天台宗の尼僧・叡敦(えいちょう)さん、記者会見で性加害を告発

1月31日、天台宗の尼僧、叡敦(えいちょう)さんが、14年間にわたり、僧侶に日常的に、性暴力を繰り返されていたと記者会見で告発しました。

性行為を強要したのは、60代の住職。

叡敦さんは、住職の師匠にあたる、大僧正から言われて、住職の寺を訪れたのだそうです。

叡敦さんは、26歳で結婚し、その後、すぐに両親が病気を患いました。

9年間の介護もむなしく、両親は他界します。

母の生前の希望だった、滋賀県に住む、いとこの大僧正に供養を依頼したところから、話は始まるのです。

この大僧正は、一番弟子であるという、香川県の僧侶を訪ねるように言ったのだとか。

大僧正は、日本に6人しかいない、北嶺大行満大阿闍梨(ほくれいだいぎょうまんだいあじゃり)という、高僧だったので、当時の叡敦さんは、「生き仏」として、あがめていたと言います。

そんな偉い人に、一番弟子を紹介されたら、普通、一度くらい、挨拶しようかと思っても、不思議ではありませんよね。

<北嶺大行満大阿闍梨>

天台宗の回峰行のひとつ、千日回峰行をやり遂げたものに与えられる称号です。
この修行は大変厳しいもので、途中で行を行えなくなったら自害する覚悟で行います。
(修行前に生前葬を済ませ、自害のための短剣、葬式代10万円を所持します)

修行成満後は、生身の不動明王とされる、生き仏となります。

ところが、この一番弟子の僧侶は、とんでもないストーカー男でした。

一度会うだけで済ませるつもりだった叡敦さんだが、寺を訪ねた後、A氏が買い物先や母の遺骨を納めた墓地に出没し、つきまとわれるようになった。入手した陳述書を引用する。
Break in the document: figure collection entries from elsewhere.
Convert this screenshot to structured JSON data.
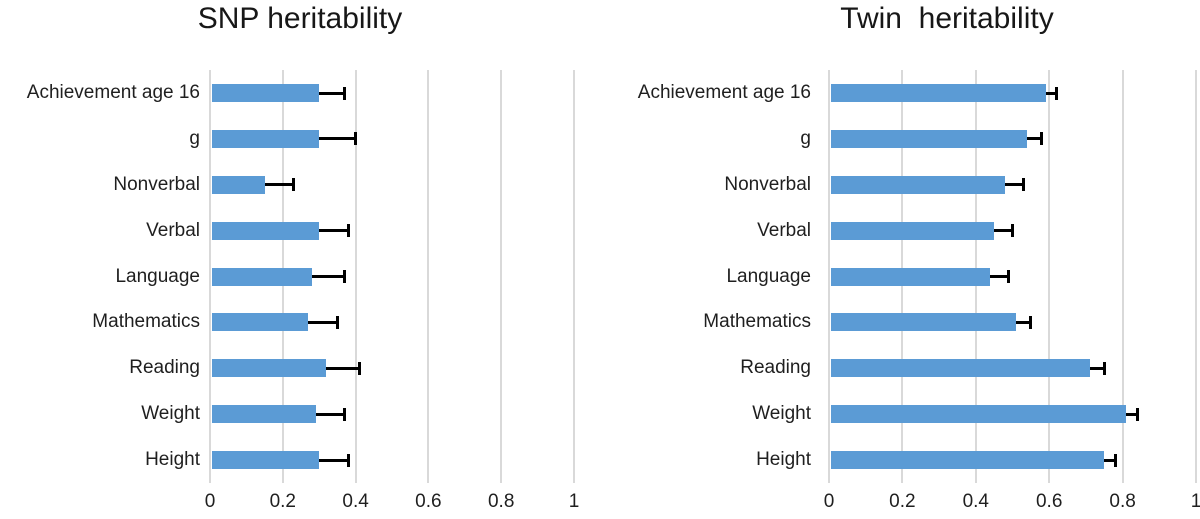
{
  "page": {
    "background_color": "#ffffff",
    "text_color": "#1f1f1f"
  },
  "chart_data": [
    {
      "type": "bar",
      "orientation": "horizontal",
      "title": "SNP heritability",
      "categories": [
        "Achievement age 16",
        "g",
        "Nonverbal",
        "Verbal",
        "Language",
        "Mathematics",
        "Reading",
        "Weight",
        "Height"
      ],
      "values": [
        0.3,
        0.3,
        0.15,
        0.3,
        0.28,
        0.27,
        0.32,
        0.29,
        0.3
      ],
      "error_upper": [
        0.37,
        0.4,
        0.23,
        0.38,
        0.37,
        0.35,
        0.41,
        0.37,
        0.38
      ],
      "xlim": [
        0,
        1
      ],
      "xticks": [
        0,
        0.2,
        0.4,
        0.6,
        0.8,
        1
      ],
      "xtick_labels": [
        "0",
        "0.2",
        "0.4",
        "0.6",
        "0.8",
        "1"
      ],
      "grid": true,
      "legend": false,
      "bar_color": "#5b9bd5",
      "gridline_color": "#d9d9d9",
      "error_bar_color": "#000000"
    },
    {
      "type": "bar",
      "orientation": "horizontal",
      "title": "Twin  heritability",
      "categories": [
        "Achievement age 16",
        "g",
        "Nonverbal",
        "Verbal",
        "Language",
        "Mathematics",
        "Reading",
        "Weight",
        "Height"
      ],
      "values": [
        0.59,
        0.54,
        0.48,
        0.45,
        0.44,
        0.51,
        0.71,
        0.81,
        0.75
      ],
      "error_upper": [
        0.62,
        0.58,
        0.53,
        0.5,
        0.49,
        0.55,
        0.75,
        0.84,
        0.78
      ],
      "xlim": [
        0,
        1
      ],
      "xticks": [
        0,
        0.2,
        0.4,
        0.6,
        0.8,
        1
      ],
      "xtick_labels": [
        "0",
        "0.2",
        "0.4",
        "0.6",
        "0.8",
        "1"
      ],
      "grid": true,
      "legend": false,
      "bar_color": "#5b9bd5",
      "gridline_color": "#d9d9d9",
      "error_bar_color": "#000000"
    }
  ]
}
〈[編注・2009年]10月10日午後9時半過ぎにA[原典では実名、以下同]から電話がかかってきた時には、私は「近づくな!あなたが怖い!もう私の自宅の近くをうろつかないでください!わたしは、以前被害に遭ったことがあるので男性恐怖症なのです。もう勘弁してください」と強く伝えて電話を切りました。しかし、AやBからの電話は止むことがありませんでした〉(陳述書7ページ)

ニュース・ポストセブン引用

上の記事でAというのが、性加害を行った僧侶で、Bというのが、Aに会いに行けと言った大阿闍梨です。

この偉い大阿闍梨のセリフに、加害者の僧侶が独り身で寂しくしているという言葉があるところから見て、僧侶は、女性に飢えていたと思われます。
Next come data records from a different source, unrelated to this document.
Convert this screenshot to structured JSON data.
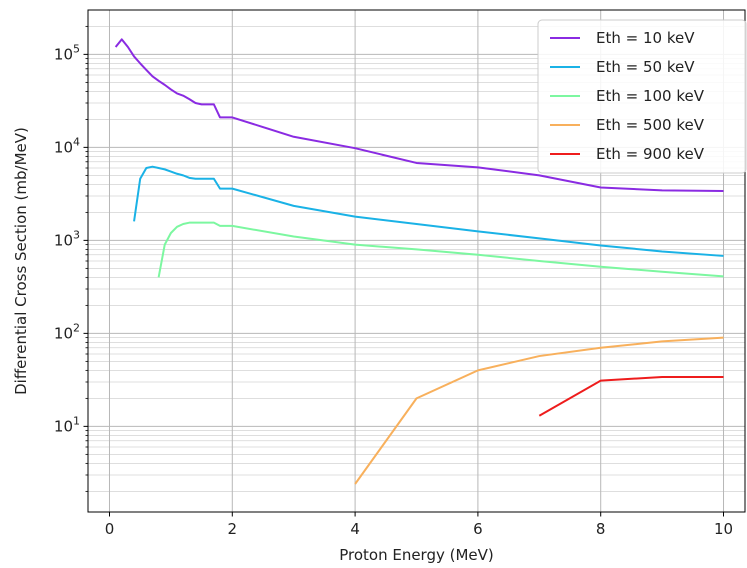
{
  "chart_data": {
    "type": "line",
    "xlabel": "Proton Energy (MeV)",
    "ylabel": "Differential Cross Section (mb/MeV)",
    "xlim": [
      -0.35,
      10.35
    ],
    "ylim": [
      1.2,
      300000
    ],
    "yscale": "log",
    "grid": true,
    "grid_minor": true,
    "legend_position": "top-right",
    "x_ticks": [
      0,
      2,
      4,
      6,
      8,
      10
    ],
    "x_tick_labels": [
      "0",
      "2",
      "4",
      "6",
      "8",
      "10"
    ],
    "y_ticks": [
      10,
      100,
      1000,
      10000,
      100000
    ],
    "y_tick_labels": [
      {
        "base": "10",
        "exp": "1"
      },
      {
        "base": "10",
        "exp": "2"
      },
      {
        "base": "10",
        "exp": "3"
      },
      {
        "base": "10",
        "exp": "4"
      },
      {
        "base": "10",
        "exp": "5"
      }
    ],
    "series": [
      {
        "name": "Eth = 10 keV",
        "color": "#8a2be2",
        "x": [
          0.1,
          0.2,
          0.3,
          0.4,
          0.5,
          0.6,
          0.7,
          0.8,
          0.9,
          1.0,
          1.1,
          1.2,
          1.3,
          1.4,
          1.5,
          1.6,
          1.7,
          1.8,
          1.9,
          2.0,
          3.0,
          4.0,
          5.0,
          6.0,
          7.0,
          8.0,
          9.0,
          10.0
        ],
        "y": [
          120000,
          145000,
          120000,
          95000,
          80000,
          68000,
          58000,
          52000,
          47000,
          42000,
          38000,
          36000,
          33000,
          30000,
          29000,
          29000,
          29000,
          21000,
          21000,
          21000,
          13000,
          9800,
          6800,
          6100,
          5000,
          3700,
          3450,
          3400
        ]
      },
      {
        "name": "Eth = 50 keV",
        "color": "#1ab2e6",
        "x": [
          0.4,
          0.5,
          0.6,
          0.7,
          0.8,
          0.9,
          1.0,
          1.1,
          1.2,
          1.3,
          1.4,
          1.5,
          1.6,
          1.7,
          1.8,
          1.9,
          2.0,
          3.0,
          4.0,
          5.0,
          6.0,
          7.0,
          8.0,
          9.0,
          10.0
        ],
        "y": [
          1600,
          4600,
          6000,
          6200,
          6000,
          5800,
          5500,
          5200,
          5000,
          4700,
          4600,
          4600,
          4600,
          4600,
          3600,
          3600,
          3600,
          2350,
          1800,
          1500,
          1250,
          1050,
          880,
          760,
          680
        ]
      },
      {
        "name": "Eth = 100 keV",
        "color": "#7cf7a0",
        "x": [
          0.8,
          0.9,
          1.0,
          1.1,
          1.2,
          1.3,
          1.4,
          1.5,
          1.6,
          1.7,
          1.8,
          1.9,
          2.0,
          3.0,
          4.0,
          5.0,
          6.0,
          7.0,
          8.0,
          9.0,
          10.0
        ],
        "y": [
          400,
          900,
          1200,
          1400,
          1500,
          1550,
          1550,
          1550,
          1550,
          1550,
          1430,
          1430,
          1430,
          1100,
          900,
          800,
          700,
          600,
          520,
          460,
          410
        ]
      },
      {
        "name": "Eth = 500 keV",
        "color": "#f8b05c",
        "x": [
          4.0,
          5.0,
          6.0,
          7.0,
          8.0,
          9.0,
          10.0
        ],
        "y": [
          2.4,
          20,
          40,
          57,
          70,
          82,
          90
        ]
      },
      {
        "name": "Eth = 900 keV",
        "color": "#ee1c1c",
        "x": [
          7.0,
          8.0,
          9.0,
          10.0
        ],
        "y": [
          13,
          31,
          34,
          34
        ]
      }
    ]
  }
}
大阿闍梨の指示通り、一度だけ会いに来た叡敦さんを気に入って、しつこく追い回すようになったようです。

しかも、大阿闍梨の方も、それを注意していません。

むしろ、自分の一番弟子である、加害者の僧侶に、叡敦さんを、あてがったのではないかと思います。
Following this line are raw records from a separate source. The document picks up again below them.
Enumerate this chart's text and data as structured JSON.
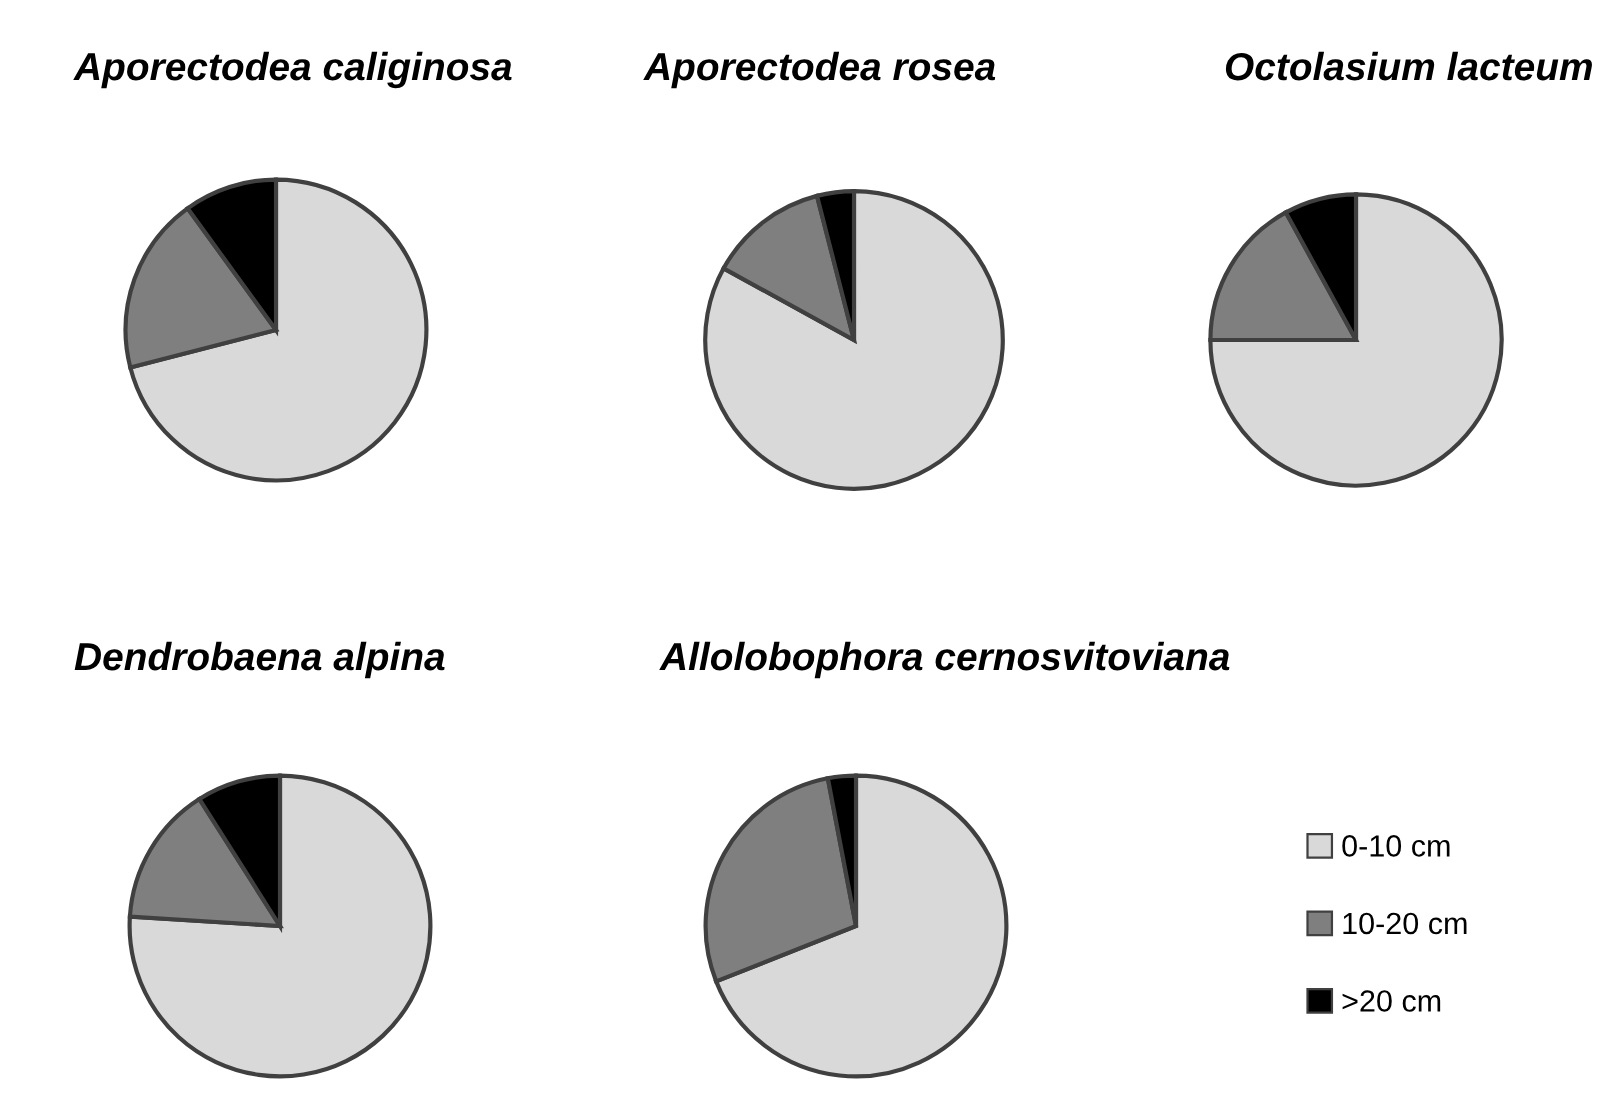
{
  "chart_data": [
    {
      "type": "pie",
      "title": "Aporectodea caliginosa",
      "categories": [
        "0-10 cm",
        "10-20 cm",
        ">20 cm"
      ],
      "values": [
        71,
        19,
        10
      ],
      "colors": [
        "#d9d9d9",
        "#7f7f7f",
        "#000000"
      ],
      "legend": "bottom right"
    },
    {
      "type": "pie",
      "title": "Aporectodea rosea",
      "categories": [
        null,
        null,
        null
      ],
      "values": [
        83,
        13,
        4
      ],
      "colors": [
        "#d9d9d9",
        "#7f7f7f",
        "#000000"
      ]
    },
    {
      "type": "pie",
      "title": "Octolasium lacteum",
      "categories": [
        null,
        null,
        null
      ],
      "values": [
        75,
        17,
        8
      ],
      "colors": [
        "#d9d9d9",
        "#7f7f7f",
        "#000000"
      ]
    },
    {
      "type": "pie",
      "title": "Dendrobaena alpina",
      "categories": [
        null,
        null,
        null
      ],
      "values": [
        76,
        15,
        9
      ],
      "colors": [
        "#d9d9d9",
        "#7f7f7f",
        "#000000"
      ]
    },
    {
      "type": "pie",
      "title": "Allolobophora cernosvitoviana",
      "categories": [
        null,
        null,
        null
      ],
      "values": [
        69,
        28,
        3
      ],
      "colors": [
        "#d9d9d9",
        "#7f7f7f",
        "#000000"
      ]
    }
  ]
}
結婚している叡敦さんに、夫と離婚して、加害者僧侶と結婚するように迫ったそうですから。

(しかも、離婚のための弁護士を紹介するとまで、語ったそうです。)

大阿闍梨は、母親の供養を依頼した叡敦さんに、滋賀県にある遠い自分の寺よりも、四国に住む彼女の自宅に近い、香川県の僧侶の寺を紹介したとのことです。

一見、筋が通っているように見えますが、この大阿闍梨の言葉に、僧侶が独り身で寂しいから、誰かいい人がいないか、なんて、お母さんの供養とは全く関係ない言葉がありますし、アヤシイですよね。

加害者僧侶による性加害がはじまる

困った顔の女性

大阿闍梨から、再三にわたり、僧侶に会いに行くように迫られた叡敦さん。

断り続けていましたが、僧侶は、ある行動に出ます。

「掃除をしている途中で、倒れた」と電話をしてきたのです。

叡敦さんは、悩んだ挙句、やはり、放置してはおけないと思い、僧侶に会いに行ってしまいました。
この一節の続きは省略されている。